Papers explore Rob Latham’s assertion that “Science fiction has always had a close relationship with countercultural movements,” emphasis on New Wave (1960s/1970s). 300-word abstracts and brief bios. by 10 March 2016; Sean A. Guynes (guynesse@msu.edu).


 

This paper situates Octavia Butler’s 1987 novel Dawn, the first in her Xenogenesis trilogy, within a genealogy of countercultural pedagogy, alongside figures like Paulo Freire, bell hooks, Adrienne Rich, Audre Lorde, Toni Cade Bambara, and June Jordan. During the late 1960s and throughout the remainder of the twentieth century, these radical artists, authors, and educators sought to address conditions of economic, social, and political inequality. In particular, they imagined pedagogical relationships as ways of threatening the status quo by challenging its differential power relations and neo/liberal politics of endangerment.

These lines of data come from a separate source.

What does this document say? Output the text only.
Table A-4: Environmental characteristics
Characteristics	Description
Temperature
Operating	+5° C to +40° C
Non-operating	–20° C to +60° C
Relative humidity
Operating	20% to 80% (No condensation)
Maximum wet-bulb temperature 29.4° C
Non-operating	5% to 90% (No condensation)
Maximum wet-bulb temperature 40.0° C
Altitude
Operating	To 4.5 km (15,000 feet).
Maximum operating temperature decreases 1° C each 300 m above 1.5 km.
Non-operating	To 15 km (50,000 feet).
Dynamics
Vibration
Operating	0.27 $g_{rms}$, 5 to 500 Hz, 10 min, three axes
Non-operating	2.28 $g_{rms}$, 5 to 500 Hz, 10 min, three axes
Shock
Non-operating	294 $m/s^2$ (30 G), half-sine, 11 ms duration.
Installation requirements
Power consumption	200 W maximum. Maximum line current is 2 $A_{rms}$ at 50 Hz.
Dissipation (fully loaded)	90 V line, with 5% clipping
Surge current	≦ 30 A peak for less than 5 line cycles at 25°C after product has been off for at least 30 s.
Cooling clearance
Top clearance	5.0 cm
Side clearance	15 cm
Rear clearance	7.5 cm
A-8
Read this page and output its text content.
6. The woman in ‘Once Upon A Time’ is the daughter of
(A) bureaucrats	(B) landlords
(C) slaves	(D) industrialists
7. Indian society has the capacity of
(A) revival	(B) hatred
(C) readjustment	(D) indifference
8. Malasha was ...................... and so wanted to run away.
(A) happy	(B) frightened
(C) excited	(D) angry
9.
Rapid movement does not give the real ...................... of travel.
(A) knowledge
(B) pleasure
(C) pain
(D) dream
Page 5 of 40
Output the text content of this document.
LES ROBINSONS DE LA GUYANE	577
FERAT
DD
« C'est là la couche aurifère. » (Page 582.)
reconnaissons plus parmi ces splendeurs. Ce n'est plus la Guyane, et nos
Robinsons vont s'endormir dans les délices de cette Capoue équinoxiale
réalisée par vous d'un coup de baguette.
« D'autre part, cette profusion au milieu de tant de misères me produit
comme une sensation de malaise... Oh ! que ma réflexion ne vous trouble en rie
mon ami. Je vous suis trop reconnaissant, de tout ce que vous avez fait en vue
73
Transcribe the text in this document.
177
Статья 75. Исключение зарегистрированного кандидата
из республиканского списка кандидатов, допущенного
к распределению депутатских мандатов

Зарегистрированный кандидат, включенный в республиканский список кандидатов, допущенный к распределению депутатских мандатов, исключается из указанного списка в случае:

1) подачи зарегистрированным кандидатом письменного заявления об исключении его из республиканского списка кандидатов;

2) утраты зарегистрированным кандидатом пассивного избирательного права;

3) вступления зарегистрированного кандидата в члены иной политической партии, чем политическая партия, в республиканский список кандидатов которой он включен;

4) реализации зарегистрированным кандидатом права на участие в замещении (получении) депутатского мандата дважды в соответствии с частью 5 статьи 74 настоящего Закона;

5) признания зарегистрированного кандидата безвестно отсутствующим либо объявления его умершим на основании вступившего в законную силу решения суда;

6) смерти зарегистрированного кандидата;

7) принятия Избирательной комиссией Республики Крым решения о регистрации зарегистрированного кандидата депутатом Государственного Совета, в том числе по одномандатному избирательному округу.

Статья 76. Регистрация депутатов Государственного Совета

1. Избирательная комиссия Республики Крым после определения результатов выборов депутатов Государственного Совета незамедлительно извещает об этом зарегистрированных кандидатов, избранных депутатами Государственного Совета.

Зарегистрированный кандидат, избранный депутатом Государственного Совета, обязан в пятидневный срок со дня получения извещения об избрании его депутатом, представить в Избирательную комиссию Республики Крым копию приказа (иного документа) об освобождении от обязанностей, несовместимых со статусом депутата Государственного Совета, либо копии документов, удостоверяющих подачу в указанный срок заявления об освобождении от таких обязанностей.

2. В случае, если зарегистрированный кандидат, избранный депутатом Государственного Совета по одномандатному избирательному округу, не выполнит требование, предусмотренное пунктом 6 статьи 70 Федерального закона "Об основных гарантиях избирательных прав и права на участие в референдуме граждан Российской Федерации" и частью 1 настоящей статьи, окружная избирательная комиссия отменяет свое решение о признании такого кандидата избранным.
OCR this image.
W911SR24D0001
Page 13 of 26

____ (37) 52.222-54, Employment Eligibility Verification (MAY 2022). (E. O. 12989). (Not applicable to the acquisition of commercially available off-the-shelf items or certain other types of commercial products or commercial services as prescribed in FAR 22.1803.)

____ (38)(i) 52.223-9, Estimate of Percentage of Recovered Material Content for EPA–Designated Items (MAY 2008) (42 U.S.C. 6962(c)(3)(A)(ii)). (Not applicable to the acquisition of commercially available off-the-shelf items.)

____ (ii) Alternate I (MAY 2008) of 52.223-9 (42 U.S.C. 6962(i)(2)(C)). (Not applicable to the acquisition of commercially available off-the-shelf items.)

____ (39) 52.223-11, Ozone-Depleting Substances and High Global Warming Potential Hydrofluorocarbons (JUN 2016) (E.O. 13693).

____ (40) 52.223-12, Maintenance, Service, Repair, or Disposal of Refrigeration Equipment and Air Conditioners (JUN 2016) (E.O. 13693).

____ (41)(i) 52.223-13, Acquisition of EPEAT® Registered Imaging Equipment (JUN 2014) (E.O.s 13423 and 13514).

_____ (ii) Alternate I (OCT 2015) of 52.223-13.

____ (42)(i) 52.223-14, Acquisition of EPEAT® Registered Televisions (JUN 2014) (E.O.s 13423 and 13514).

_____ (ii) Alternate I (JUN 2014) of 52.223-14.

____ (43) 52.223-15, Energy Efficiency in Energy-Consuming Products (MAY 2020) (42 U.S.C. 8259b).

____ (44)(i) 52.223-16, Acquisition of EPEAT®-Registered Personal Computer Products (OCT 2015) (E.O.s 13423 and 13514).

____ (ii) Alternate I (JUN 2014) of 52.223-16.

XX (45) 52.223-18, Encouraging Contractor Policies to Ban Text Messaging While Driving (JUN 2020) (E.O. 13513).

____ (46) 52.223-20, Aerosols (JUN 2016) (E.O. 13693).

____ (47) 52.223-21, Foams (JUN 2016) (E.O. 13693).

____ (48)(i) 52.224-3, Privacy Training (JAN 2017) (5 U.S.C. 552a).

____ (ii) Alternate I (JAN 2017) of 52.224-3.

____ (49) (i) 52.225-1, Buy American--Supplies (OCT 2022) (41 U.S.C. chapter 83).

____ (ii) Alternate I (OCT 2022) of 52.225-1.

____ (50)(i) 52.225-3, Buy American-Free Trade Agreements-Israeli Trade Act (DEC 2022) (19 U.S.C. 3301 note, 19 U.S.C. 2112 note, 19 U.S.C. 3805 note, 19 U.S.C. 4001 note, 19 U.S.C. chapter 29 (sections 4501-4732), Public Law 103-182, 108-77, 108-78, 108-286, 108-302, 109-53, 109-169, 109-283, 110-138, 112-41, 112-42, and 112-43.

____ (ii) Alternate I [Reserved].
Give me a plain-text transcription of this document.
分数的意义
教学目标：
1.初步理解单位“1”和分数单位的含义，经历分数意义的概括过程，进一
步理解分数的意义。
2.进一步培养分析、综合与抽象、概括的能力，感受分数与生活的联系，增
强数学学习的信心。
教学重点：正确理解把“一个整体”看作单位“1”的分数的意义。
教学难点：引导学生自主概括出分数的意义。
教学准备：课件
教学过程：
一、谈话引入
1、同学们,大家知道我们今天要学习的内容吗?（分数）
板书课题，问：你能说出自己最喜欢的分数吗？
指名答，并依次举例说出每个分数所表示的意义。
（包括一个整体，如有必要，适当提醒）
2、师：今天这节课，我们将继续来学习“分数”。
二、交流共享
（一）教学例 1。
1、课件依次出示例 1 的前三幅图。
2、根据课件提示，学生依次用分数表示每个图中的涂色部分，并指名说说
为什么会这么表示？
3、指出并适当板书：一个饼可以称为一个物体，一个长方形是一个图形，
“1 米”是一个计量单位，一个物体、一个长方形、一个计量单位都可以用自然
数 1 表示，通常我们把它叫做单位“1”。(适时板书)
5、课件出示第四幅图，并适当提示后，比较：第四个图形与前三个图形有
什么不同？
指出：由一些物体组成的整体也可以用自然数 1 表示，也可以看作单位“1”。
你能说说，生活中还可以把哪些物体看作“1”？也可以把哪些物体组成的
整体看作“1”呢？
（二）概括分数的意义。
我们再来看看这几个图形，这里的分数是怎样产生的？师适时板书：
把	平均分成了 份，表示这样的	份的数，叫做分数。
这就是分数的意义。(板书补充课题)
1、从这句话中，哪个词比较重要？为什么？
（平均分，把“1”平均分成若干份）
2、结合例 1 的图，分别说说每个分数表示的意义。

Like the works of these thinkers, Butler’s novel is preoccupied with the question of how education can materialize social justice, and catalyze social interruption, rather than reproduction. While the novel takes place miles away from an Earth that has nearly been destroyed, on a spacecraft reminiscent of Atlantic slave ships, it is intimately engaged with political questions of how resources get distributed along racial and gendered axes, and how we might rethink the question of the political through embodied frameworks of pleasure, precarity, and violence. In particular, I focus on the pedagogical relationship between the protagonist, Lilith Iyapo, and the Oankali creature assigned to train her as a new mother of the human race. By analyzing how the novel stages political questions of “being with,” I argue that it can be read as an allegory of queer pedagogy: of learning, in José Muñoz’s words, “to desire differently, to desire more, to desire better.” At a moment in which it seems ever less possible to imagine beyond the confines of neo/liberal racial capitalism, I illustrate how Dawn might help us think about the project of building more just and pleasurable worlds in liminal spaces.

Responses

  • I think it looks great! You may want to consider bringing in Samuel R. Delany, as he lies in a similar intersection of race and queer identity. Looking forward to reading the paper!
  • Thanks, Patrick. Delany is one of those people I am *constantly* thinking about, and so sometimes forget to deliberately include. Excited to see how his work ends up informing the project.
  • Erin Glass says:
    love this abstract & am very much looking forward to reading the paper! it’s been a long time since i’ve read the xenogenesis trilogy, but i remember being fascinated by the very uneasy pedagogical relationships depicted. for me, butler’s genius was in her ability to show how pedagogy can never entirely distinguish itself from oppression for uneasy power relationships are relentlessly at play. like “life” in jurassic park, oppression “always finds a way,” or as freire notes, it travels from oppressor to oppressed through internalization and adoption of the oppressor’s worldview. reminds me also of adrienne rich’s line “this is the oppressor’s language / yet I need it to talk to you” in “The Burning of Paper Instead of Children.” what i found so important about xenogenesis is its exploration of the possibility of a movement towards liberation within these extremely discouraging conditions. just some thoughts, and not very well thought out at that! thanks for sharing!
  • Thanks, @eringlass! I’m looking forward to thinking more about how the trilogy theorizes complicity–or maybe it’s messiness, or entanglement–as a condition of more ethical pedagogical relationships. I have “The Burning of Paper Instead of Children” in my dissertation! Talk about a “social paper” (a social poem?) woven together with the words of students. I found the original documents that contained the source material for the poem in her archive, in a document on pedagogy authored by Mina Shaugnessey. That’s some serious collaborative writing.